1916 Bristol M1C Wing And Rigging Details
1,606-0-14 ... Not my photo. ... Found on the web. ... Used to settle an arguement.
In this photo the rib caps, stitching and rib tapes are all very evident except in the white center of the roundel.
Maybe the white paint is not as glossy? Lighting and reflections are big factors in what is seen in a photo or when looking at a real airplane or when looking at a model.
Here we also see a metal cover over the attachment point of a rigging cable to a wing. The tensioning adjustment is seen where it exits the cover (not exactly a turnbuckle but serves the same purpose).
A friend and I were debating what the ribs should look like on a 1:48 scale Nieuport 11 model I was building.
The kit wings had what are sometimes called "starved cow" ribs where there is a substantial valley between the ribs.

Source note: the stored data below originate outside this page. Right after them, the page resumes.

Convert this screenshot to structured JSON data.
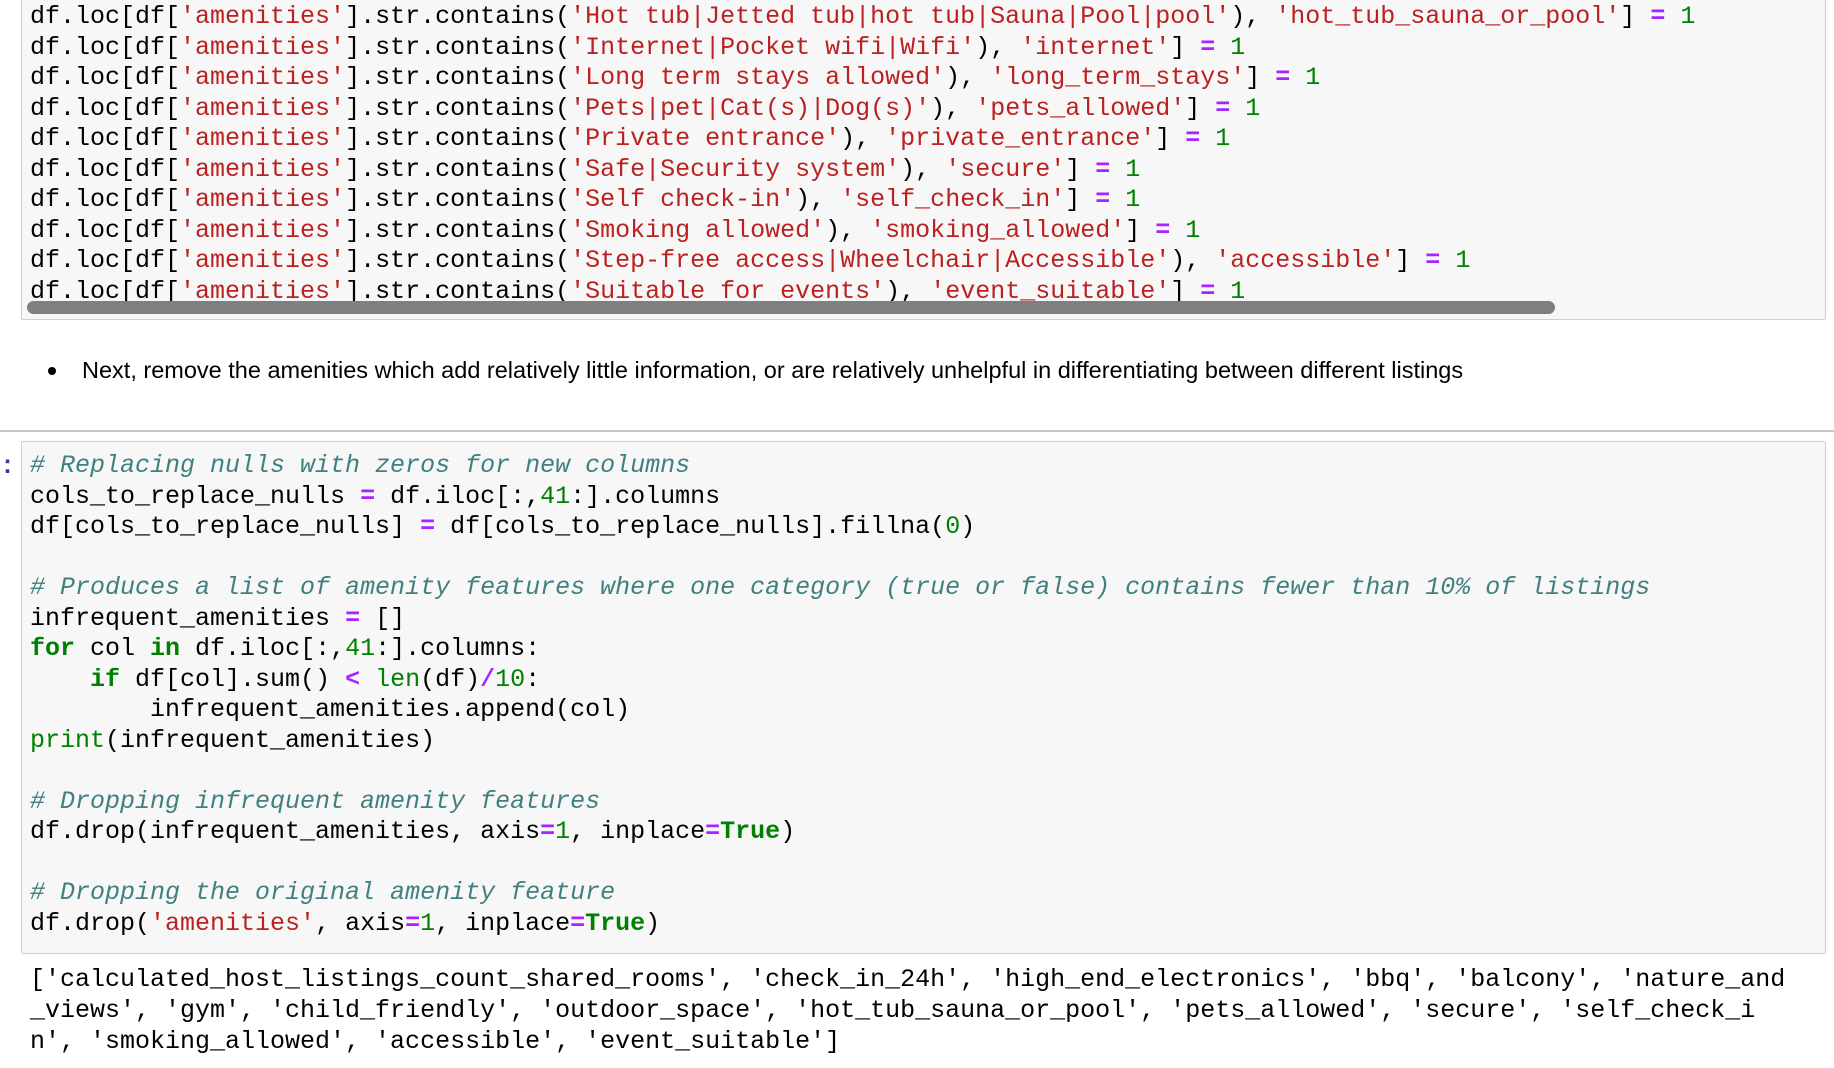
{
  "cell1": {
    "lines": [
      [
        [
          "p",
          "df.loc[df["
        ],
        [
          "s",
          "'amenities'"
        ],
        [
          "p",
          "].str.contains("
        ],
        [
          "s",
          "'Hot tub|Jetted tub|hot tub|Sauna|Pool|pool'"
        ],
        [
          "p",
          "), "
        ],
        [
          "s",
          "'hot_tub_sauna_or_pool'"
        ],
        [
          "p",
          "] "
        ],
        [
          "o",
          "="
        ],
        [
          "p",
          " "
        ],
        [
          "n",
          "1"
        ]
      ],
      [
        [
          "p",
          "df.loc[df["
        ],
        [
          "s",
          "'amenities'"
        ],
        [
          "p",
          "].str.contains("
        ],
        [
          "s",
          "'Internet|Pocket wifi|Wifi'"
        ],
        [
          "p",
          "), "
        ],
        [
          "s",
          "'internet'"
        ],
        [
          "p",
          "] "
        ],
        [
          "o",
          "="
        ],
        [
          "p",
          " "
        ],
        [
          "n",
          "1"
        ]
      ],
      [
        [
          "p",
          "df.loc[df["
        ],
        [
          "s",
          "'amenities'"
        ],
        [
          "p",
          "].str.contains("
        ],
        [
          "s",
          "'Long term stays allowed'"
        ],
        [
          "p",
          "), "
        ],
        [
          "s",
          "'long_term_stays'"
        ],
        [
          "p",
          "] "
        ],
        [
          "o",
          "="
        ],
        [
          "p",
          " "
        ],
        [
          "n",
          "1"
        ]
      ],
      [
        [
          "p",
          "df.loc[df["
        ],
        [
          "s",
          "'amenities'"
        ],
        [
          "p",
          "].str.contains("
        ],
        [
          "s",
          "'Pets|pet|Cat(s)|Dog(s)'"
        ],
        [
          "p",
          "), "
        ],
        [
          "s",
          "'pets_allowed'"
        ],
        [
          "p",
          "] "
        ],
        [
          "o",
          "="
        ],
        [
          "p",
          " "
        ],
        [
          "n",
          "1"
        ]
      ],
      [
        [
          "p",
          "df.loc[df["
        ],
        [
          "s",
          "'amenities'"
        ],
        [
          "p",
          "].str.contains("
        ],
        [
          "s",
          "'Private entrance'"
        ],
        [
          "p",
          "), "
        ],
        [
          "s",
          "'private_entrance'"
        ],
        [
          "p",
          "] "
        ],
        [
          "o",
          "="
        ],
        [
          "p",
          " "
        ],
        [
          "n",
          "1"
        ]
      ],
      [
        [
          "p",
          "df.loc[df["
        ],
        [
          "s",
          "'amenities'"
        ],
        [
          "p",
          "].str.contains("
        ],
        [
          "s",
          "'Safe|Security system'"
        ],
        [
          "p",
          "), "
        ],
        [
          "s",
          "'secure'"
        ],
        [
          "p",
          "] "
        ],
        [
          "o",
          "="
        ],
        [
          "p",
          " "
        ],
        [
          "n",
          "1"
        ]
      ],
      [
        [
          "p",
          "df.loc[df["
        ],
        [
          "s",
          "'amenities'"
        ],
        [
          "p",
          "].str.contains("
        ],
        [
          "s",
          "'Self check-in'"
        ],
        [
          "p",
          "), "
        ],
        [
          "s",
          "'self_check_in'"
        ],
        [
          "p",
          "] "
        ],
        [
          "o",
          "="
        ],
        [
          "p",
          " "
        ],
        [
          "n",
          "1"
        ]
      ],
      [
        [
          "p",
          "df.loc[df["
        ],
        [
          "s",
          "'amenities'"
        ],
        [
          "p",
          "].str.contains("
        ],
        [
          "s",
          "'Smoking allowed'"
        ],
        [
          "p",
          "), "
        ],
        [
          "s",
          "'smoking_allowed'"
        ],
        [
          "p",
          "] "
        ],
        [
          "o",
          "="
        ],
        [
          "p",
          " "
        ],
        [
          "n",
          "1"
        ]
      ],
      [
        [
          "p",
          "df.loc[df["
        ],
        [
          "s",
          "'amenities'"
        ],
        [
          "p",
          "].str.contains("
        ],
        [
          "s",
          "'Step-free access|Wheelchair|Accessible'"
        ],
        [
          "p",
          "), "
        ],
        [
          "s",
          "'accessible'"
        ],
        [
          "p",
          "] "
        ],
        [
          "o",
          "="
        ],
        [
          "p",
          " "
        ],
        [
          "n",
          "1"
        ]
      ],
      [
        [
          "p",
          "df.loc[df["
        ],
        [
          "s",
          "'amenities'"
        ],
        [
          "p",
          "].str.contains("
        ],
        [
          "s",
          "'Suitable for events'"
        ],
        [
          "p",
          "), "
        ],
        [
          "s",
          "'event_suitable'"
        ],
        [
          "p",
          "] "
        ],
        [
          "o",
          "="
        ],
        [
          "p",
          " "
        ],
        [
          "n",
          "1"
        ]
      ]
    ]
  },
  "markdown": {
    "bullet": "Next, remove the amenities which add relatively little information, or are relatively unhelpful in differentiating between different listings"
  },
  "cell2": {
    "prompt": ":",
    "lines": [
      [
        [
          "c",
          "# Replacing nulls with zeros for new columns"
        ]
      ],
      [
        [
          "p",
          "cols_to_replace_nulls "
        ],
        [
          "o",
          "="
        ],
        [
          "p",
          " df.iloc[:,"
        ],
        [
          "n",
          "41"
        ],
        [
          "p",
          ":].columns"
        ]
      ],
      [
        [
          "p",
          "df[cols_to_replace_nulls] "
        ],
        [
          "o",
          "="
        ],
        [
          "p",
          " df[cols_to_replace_nulls].fillna("
        ],
        [
          "n",
          "0"
        ],
        [
          "p",
          ")"
        ]
      ],
      [],
      [
        [
          "c",
          "# Produces a list of amenity features where one category (true or false) contains fewer than 10% of listings"
        ]
      ],
      [
        [
          "p",
          "infrequent_amenities "
        ],
        [
          "o",
          "="
        ],
        [
          "p",
          " []"
        ]
      ],
      [
        [
          "k",
          "for"
        ],
        [
          "p",
          " col "
        ],
        [
          "k",
          "in"
        ],
        [
          "p",
          " df.iloc[:,"
        ],
        [
          "n",
          "41"
        ],
        [
          "p",
          ":].columns:"
        ]
      ],
      [
        [
          "p",
          "    "
        ],
        [
          "k",
          "if"
        ],
        [
          "p",
          " df[col].sum() "
        ],
        [
          "o",
          "<"
        ],
        [
          "p",
          " "
        ],
        [
          "b",
          "len"
        ],
        [
          "p",
          "(df)"
        ],
        [
          "o",
          "/"
        ],
        [
          "n",
          "10"
        ],
        [
          "p",
          ":"
        ]
      ],
      [
        [
          "p",
          "        infrequent_amenities.append(col)"
        ]
      ],
      [
        [
          "b",
          "print"
        ],
        [
          "p",
          "(infrequent_amenities)"
        ]
      ],
      [],
      [
        [
          "c",
          "# Dropping infrequent amenity features"
        ]
      ],
      [
        [
          "p",
          "df.drop(infrequent_amenities, axis"
        ],
        [
          "o",
          "="
        ],
        [
          "n",
          "1"
        ],
        [
          "p",
          ", inplace"
        ],
        [
          "o",
          "="
        ],
        [
          "k",
          "True"
        ],
        [
          "p",
          ")"
        ]
      ],
      [],
      [
        [
          "c",
          "# Dropping the original amenity feature"
        ]
      ],
      [
        [
          "p",
          "df.drop("
        ],
        [
          "s",
          "'amenities'"
        ],
        [
          "p",
          ", axis"
        ],
        [
          "o",
          "="
        ],
        [
          "n",
          "1"
        ],
        [
          "p",
          ", inplace"
        ],
        [
          "o",
          "="
        ],
        [
          "k",
          "True"
        ],
        [
          "p",
          ")"
        ]
      ]
    ],
    "output": "['calculated_host_listings_count_shared_rooms', 'check_in_24h', 'high_end_electronics', 'bbq', 'balcony', 'nature_and_views', 'gym', 'child_friendly', 'outdoor_space', 'hot_tub_sauna_or_pool', 'pets_allowed', 'secure', 'self_check_in', 'smoking_allowed', 'accessible', 'event_suitable']"
  },
  "colors": {
    "string": "#BA2121",
    "keyword": "#008000",
    "number": "#008000",
    "operator": "#AA22FF",
    "comment": "#408080",
    "prompt": "#303F9F"
  }
}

The kit wings had these valleys extending all the way from the leading edge to the trailing edge, on both the topside and the underside.
It is not unusual among wwi modelers to entirely sand off all of these molded-on ribs, topside and bottomside and replace them with something else.
My friend felt that the kit wings were better as-is. This is an additional example beyond what I emailed him to try to defend my position.
We were also discussing how to represent rigging and turnbuckles.
So I created this photo set so I could discuss these matters without constantly emailing photos.